Similarly, the education sessions on the DVDs have also suffered. Lately I've been watching a lot of older releases from the early-mid 50s. My rule is I can't watch a masterclass until I watch the education session once. There were some FANTASTIC education sessions during this period which followed all of what I just got through describing I'd like to see. Now they are all generic and the concepts aren't always applicable. You can spend an hour describing the scientific benefits of core strength to me, but I won't be able to apply enough of this to make me a better teacher, and I'm not a biology major so yeah.

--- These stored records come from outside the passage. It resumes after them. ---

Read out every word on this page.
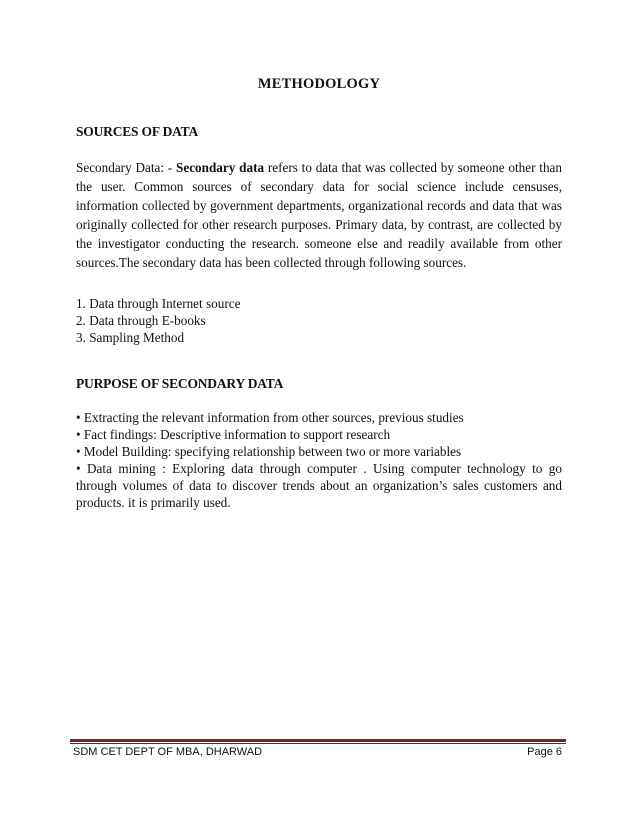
METHODOLOGY
SOURCES OF DATA
Secondary Data: - Secondary data refers to data that was collected by someone other than the user. Common sources of secondary data for social science include censuses, information collected by government departments, organizational records and data that was originally collected for other research purposes. Primary data, by contrast, are collected by the investigator conducting the research. someone else and readily available from other sources.The secondary data has been collected through following sources.
1. Data through Internet source
2. Data through E-books
3. Sampling Method
PURPOSE OF SECONDARY DATA
• Extracting the relevant information from other sources, previous studies
• Fact findings: Descriptive information to support research
• Model Building: specifying relationship between two or more variables
• Data mining : Exploring data through computer . Using computer technology to go through volumes of data to discover trends about an organization’s sales customers and products. it is primarily used.
SDM CET DEPT OF MBA, DHARWAD	Page 6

I don't mean to just bitch endlessly. As I've said, I plan to rewrite this into a BLAH with recommendations and forward it on, but it has been weighing on me for the past 2 months, since I've been solicited nonstop on every platform including my Facebook on how important and great these quarterlies are, and I just don't agree entirely. I'd love to hear your guys' thoughts.
Well, that's it for now. I have MUCH more to say, but I've got some other things to do tonight and gotta run! I hope you are all enjoying the new stuff, and ANYONE with any info on Attack 75, shoot it my way!!! Also, please give me any feedback you have on what you want to hear! I really do want to get back to doing this more regularly.